No Zikzira Espaço Ação, pude assistir à dança-performance de Eduardo Fukushima, seguida de debate com ele, Helena Katz e público.

Por que chamo de dança-performance? Porque já é uma dança outra: os movimentos são contidos, com alguns deslocamentos em linha, onde atuam gestos e forças. Falo de uma dança outra porque se trata de pura singularidade. Não se parece com nada.

De minha parte, digo que a performance/dança de Eduardo me retira de todos os lugares convencionais do que se chama dança. De sua expressividade idealizada, dos movimentos que começam sempre pelas pontas e envolvem articulações etc. Daquilo que eu sei – por hábito, por memória – isto é dança!
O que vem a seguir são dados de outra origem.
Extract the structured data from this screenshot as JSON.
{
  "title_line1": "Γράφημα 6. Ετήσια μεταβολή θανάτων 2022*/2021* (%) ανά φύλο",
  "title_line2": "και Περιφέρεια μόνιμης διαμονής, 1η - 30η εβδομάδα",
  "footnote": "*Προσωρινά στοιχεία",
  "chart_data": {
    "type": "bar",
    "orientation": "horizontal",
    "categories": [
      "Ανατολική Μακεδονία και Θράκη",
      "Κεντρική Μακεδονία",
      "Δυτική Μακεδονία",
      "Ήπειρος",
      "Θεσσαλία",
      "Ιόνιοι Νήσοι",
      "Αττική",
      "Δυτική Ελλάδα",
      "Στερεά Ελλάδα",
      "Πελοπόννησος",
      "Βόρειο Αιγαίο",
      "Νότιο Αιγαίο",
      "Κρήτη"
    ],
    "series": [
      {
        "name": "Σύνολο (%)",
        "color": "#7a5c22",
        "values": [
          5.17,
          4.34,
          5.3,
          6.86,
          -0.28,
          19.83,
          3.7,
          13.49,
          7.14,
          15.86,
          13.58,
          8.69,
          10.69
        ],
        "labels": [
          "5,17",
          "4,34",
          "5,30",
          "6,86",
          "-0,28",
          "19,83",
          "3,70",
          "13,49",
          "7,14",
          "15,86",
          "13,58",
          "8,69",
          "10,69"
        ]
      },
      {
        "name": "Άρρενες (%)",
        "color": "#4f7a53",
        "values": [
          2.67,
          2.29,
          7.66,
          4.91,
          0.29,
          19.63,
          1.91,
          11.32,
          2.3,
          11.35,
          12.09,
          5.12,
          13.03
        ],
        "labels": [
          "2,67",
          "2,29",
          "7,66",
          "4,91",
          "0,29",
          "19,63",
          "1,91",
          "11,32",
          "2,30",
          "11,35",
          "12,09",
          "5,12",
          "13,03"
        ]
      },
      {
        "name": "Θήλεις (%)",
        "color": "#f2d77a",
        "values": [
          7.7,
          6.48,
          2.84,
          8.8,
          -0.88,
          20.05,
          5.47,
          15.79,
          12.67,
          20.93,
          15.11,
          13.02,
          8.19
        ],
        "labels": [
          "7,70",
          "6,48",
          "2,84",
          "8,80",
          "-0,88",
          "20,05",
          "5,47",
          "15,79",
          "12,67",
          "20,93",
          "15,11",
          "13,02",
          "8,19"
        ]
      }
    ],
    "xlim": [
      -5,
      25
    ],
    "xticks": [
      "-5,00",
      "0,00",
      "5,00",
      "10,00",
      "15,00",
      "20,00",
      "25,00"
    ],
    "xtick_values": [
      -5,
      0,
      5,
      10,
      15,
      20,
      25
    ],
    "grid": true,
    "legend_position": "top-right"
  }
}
Fernanda Lippi e André Semenza do Zikzira Teatro Físico, falaram do projeto Solilóquio: das actions de Grotowski, mas que, diferente dele que buscava a Arte como veículo, seriam realizadas diante do público. O Zikzira proporciona, assim, as trilhas para algo que já não é mais dança, que já não é mais teatro…

Helena Katz fez observações e perguntas diretas a Eduardo, a respeito do seu processo de criação. Ele contou-nos um pouco de sua história, dos seus procedimentos criativos, do seu processo de trabalho. Uma história que é uma vida, com seus traços e embates. Helena Katz falou de algo que me chamou muito a atenção: sobre as informações conectadas por hábito, como ocorre não só nos movimentos cotidianos mas, também, no universo da dança, e que Eduardo Fukushima subverte tão bem.

No meio das discussões que acabariam por remeter tais expressividades a um universo pessoal, Marcelo Kraiser, na platéia, lembrou que a arte levava antes a um impessoal. Eduardo cria uma paisagem que pertence somente a ele, sem ser contudo, justamente, da ordem do pessoal.

O que eu vejo na criação de Eduardo Fukushima: se todas as religiões do mundo acabassem – e já acabaram, apenas que elas não sabem disso – ele teria inventado uma: a sua dança. Mas essa seria uma religião que não serviria para ninguém. Somente para ele. E é uma coisa do deserto. Algo do maravilhoso.